Ils se retrouvèrent quelque deux heures plus tard, à l’ombre des platanes, devant une bâtisse où le platras se jouait à travers le sarrazinesque, et le Louis XV et le gothique. C’était le Casino de Ribamourt, et Cérizolles, à qui ce monstre était familier, ne paraissait pas en souffrir. Peut-être n’avait-il pas d’opinions sur l’architecture, quoiqu’il en eût sur beaucoup de choses. Il les défendait brillamment, à la manière de ces généraux qui, ayant jeté de grandes forces dans une bicoque, se maintiennent surtout par des sorties.

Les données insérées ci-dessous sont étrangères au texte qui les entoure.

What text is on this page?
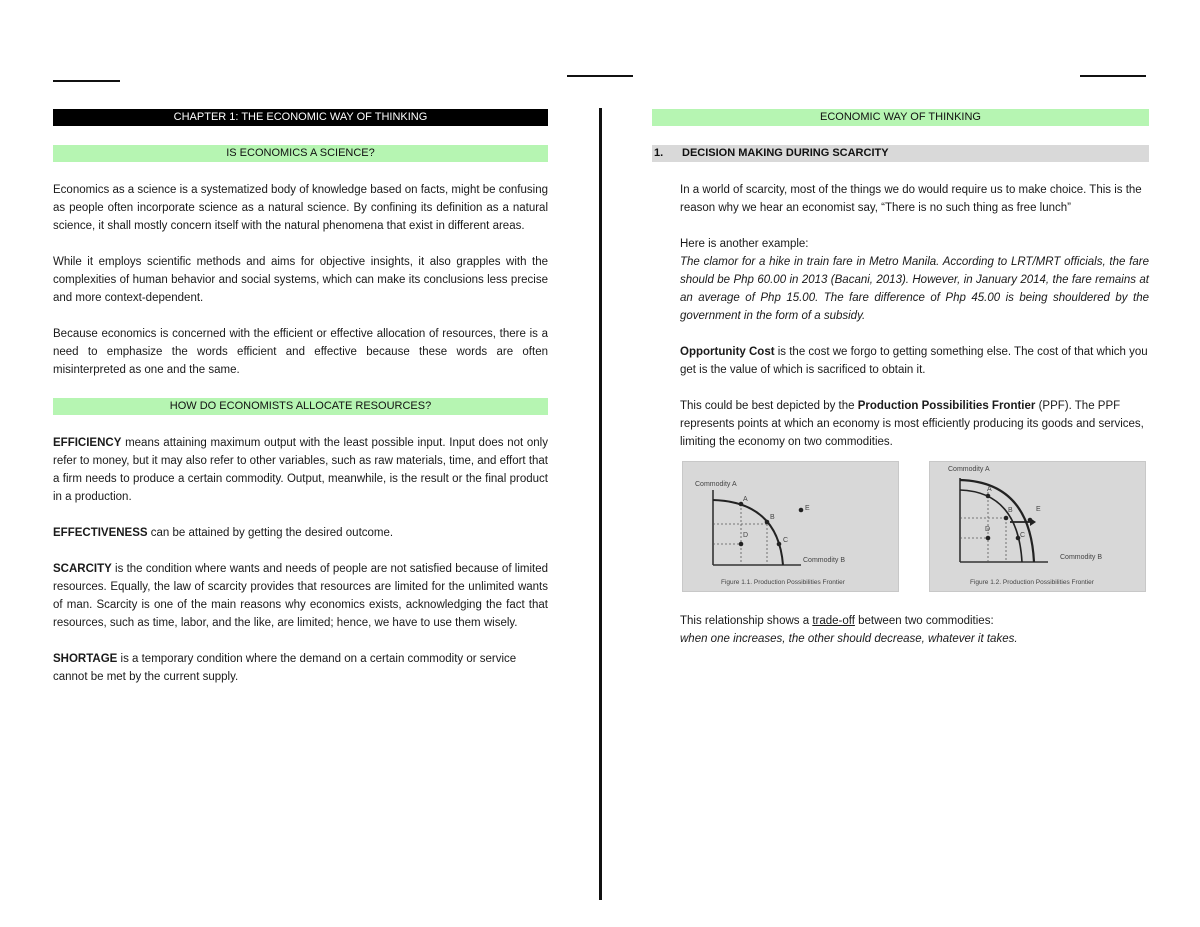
CHAPTER 1: THE ECONOMIC WAY OF THINKING
IS ECONOMICS A SCIENCE?

Economics as a science is a systematized body of knowledge based on facts, might be confusing as people often incorporate science as a natural science. By confining its definition as a natural science, it shall mostly concern itself with the natural phenomena that exist in different areas.

While it employs scientific methods and aims for objective insights, it also grapples with the complexities of human behavior and social systems, which can make its conclusions less precise and more context-dependent.

Because economics is concerned with the efficient or effective allocation of resources, there is a need to emphasize the words efficient and effective because these words are often misinterpreted as one and the same.

HOW DO ECONOMISTS ALLOCATE RESOURCES?

EFFICIENCY means attaining maximum output with the least possible input. Input does not only refer to money, but it may also refer to other variables, such as raw materials, time, and effort that a firm needs to produce a certain commodity. Output, meanwhile, is the result or the final product in a production.

EFFECTIVENESS can be attained by getting the desired outcome.

SCARCITY is the condition where wants and needs of people are not satisfied because of limited resources. Equally, the law of scarcity provides that resources are limited for the unlimited wants of man. Scarcity is one of the main reasons why economics exists, acknowledging the fact that resources, such as time, labor, and the like, are limited; hence, we have to use them wisely.

SHORTAGE is a temporary condition where the demand on a certain commodity or service cannot be met by the current supply.

ECONOMIC WAY OF THINKING
1. DECISION MAKING DURING SCARCITY

In a world of scarcity, most of the things we do would require us to make choice. This is the reason why we hear an economist say, “There is no such thing as free lunch”

Here is another example:

The clamor for a hike in train fare in Metro Manila. According to LRT/MRT officials, the fare should be Php 60.00 in 2013 (Bacani, 2013). However, in January 2014, the fare remains at an average of Php 15.00. The fare difference of Php 45.00 is being shouldered by the government in the form of a subsidy.

Opportunity Cost is the cost we forgo to getting something else. The cost of that which you get is the value of which is sacrificed to obtain it.

This could be best depicted by the Production Possibilities Frontier (PPF). The PPF represents points at which an economy is most efficiently producing its goods and services, limiting the economy on two commodities.

Commodity A
Commodity B
A
B
C
D
E
Figure 1.1. Production Possibilities Frontier
Commodity A
Commodity B
A
B
C
D
E
Figure 1.2. Production Possibilities Frontier

This relationship shows a trade-off between two commodities:

when one increases, the other should decrease, whatever it takes.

Le long de la terrasse où les jeunes gens étaient assis, une balustrade de ciment multipliait les entrelacs d’un céleri dont Munich vend la graine, ou peut-être d’une treille. Les grappes en étaient figurées par des lampions de couleur, imagination pleine de fraîcheur, affirmaient les habitants qui en tiraient vanité. Il y en avait plusieurs là, qui buvaient : c’était leur coutume.

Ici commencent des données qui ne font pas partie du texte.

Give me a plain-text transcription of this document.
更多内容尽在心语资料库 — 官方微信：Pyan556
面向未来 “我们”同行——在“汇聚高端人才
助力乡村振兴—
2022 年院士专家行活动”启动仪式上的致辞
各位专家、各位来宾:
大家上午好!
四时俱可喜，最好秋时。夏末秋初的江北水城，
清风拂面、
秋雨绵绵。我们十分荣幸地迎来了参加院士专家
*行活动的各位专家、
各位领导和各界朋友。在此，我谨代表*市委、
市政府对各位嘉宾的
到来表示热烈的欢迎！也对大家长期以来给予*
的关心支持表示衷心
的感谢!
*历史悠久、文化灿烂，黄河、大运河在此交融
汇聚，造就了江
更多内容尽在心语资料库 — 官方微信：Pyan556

— A propos, dit Vitalis, vous recevrez, aujourd’hui ou demain, un carton de Mme  de Charite. Elle donne une espèce de partie de jardin, en l’honneur, je pense, de sa fille cadette, qui est de retour.

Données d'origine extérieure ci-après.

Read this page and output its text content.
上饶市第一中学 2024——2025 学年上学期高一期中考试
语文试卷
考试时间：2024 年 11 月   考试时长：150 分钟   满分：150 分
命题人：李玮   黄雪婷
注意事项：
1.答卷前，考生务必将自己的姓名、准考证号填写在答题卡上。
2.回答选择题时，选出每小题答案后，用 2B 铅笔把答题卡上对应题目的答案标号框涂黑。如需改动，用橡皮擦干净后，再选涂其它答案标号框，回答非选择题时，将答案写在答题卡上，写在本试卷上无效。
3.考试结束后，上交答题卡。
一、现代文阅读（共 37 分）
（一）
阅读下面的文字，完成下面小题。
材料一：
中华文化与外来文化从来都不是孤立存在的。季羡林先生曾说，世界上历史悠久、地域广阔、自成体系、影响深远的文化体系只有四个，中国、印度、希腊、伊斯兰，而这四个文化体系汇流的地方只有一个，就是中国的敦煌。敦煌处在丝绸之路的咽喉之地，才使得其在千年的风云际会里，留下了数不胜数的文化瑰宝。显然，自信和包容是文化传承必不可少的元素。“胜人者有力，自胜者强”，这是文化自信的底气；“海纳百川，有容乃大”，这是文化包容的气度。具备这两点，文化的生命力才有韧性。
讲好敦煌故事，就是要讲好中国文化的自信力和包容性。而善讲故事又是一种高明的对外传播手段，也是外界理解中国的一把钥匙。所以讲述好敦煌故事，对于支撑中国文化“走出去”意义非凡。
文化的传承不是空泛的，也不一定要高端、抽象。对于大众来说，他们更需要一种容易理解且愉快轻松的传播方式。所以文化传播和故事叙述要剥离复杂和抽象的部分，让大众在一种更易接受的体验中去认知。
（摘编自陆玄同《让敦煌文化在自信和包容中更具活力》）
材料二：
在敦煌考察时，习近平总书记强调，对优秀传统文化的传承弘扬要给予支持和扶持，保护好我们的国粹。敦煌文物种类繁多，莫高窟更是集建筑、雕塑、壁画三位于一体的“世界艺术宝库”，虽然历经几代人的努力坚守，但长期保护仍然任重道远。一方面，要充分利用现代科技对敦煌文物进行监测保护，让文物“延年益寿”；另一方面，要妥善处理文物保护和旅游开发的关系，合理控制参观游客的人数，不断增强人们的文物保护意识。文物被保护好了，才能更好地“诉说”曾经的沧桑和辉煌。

— Est-ce celle qui était couleur de prairie ? Ou si elle a changé comme l’herbe.

Le clerc eut un instant de réflexion :

— Le fait est qu’elle tient un peu de l’olive, mais non pas sans agrément. Si vous l’aviez vue, à cette époque, avec les cheveux dans le dos, et de ces bas blancs à jour, faits de dentelle en papier, qu’on lui voyait monter sous…

Vitalis s’arrêta brusquement et devint rouge. Mais Cérizolles eut l’air de ne pas s’en apercevoir.

— Elle m’avait plutôt, dit-il, laissé le souvenir d’une de ces fillettes devenues insupportables depuis qu’on ne les claque plus assez… Et votre patronne, ô Fortunio ! viendra-t-elle ?

— Je pense, répondit le clerc, tout près de rougir encore.

C’est qu’il n’avait jamais fait confidence à son ami jusqu’où il poussait l’imitation de ce héros de basoche, dont le cœur, pareil au sien, avait jadis fleuri parmi la rose-mousse et les fraisiers, dans l’ombre d’un jardin de notaire dont les murailles laissent de haut pendre un jasmin.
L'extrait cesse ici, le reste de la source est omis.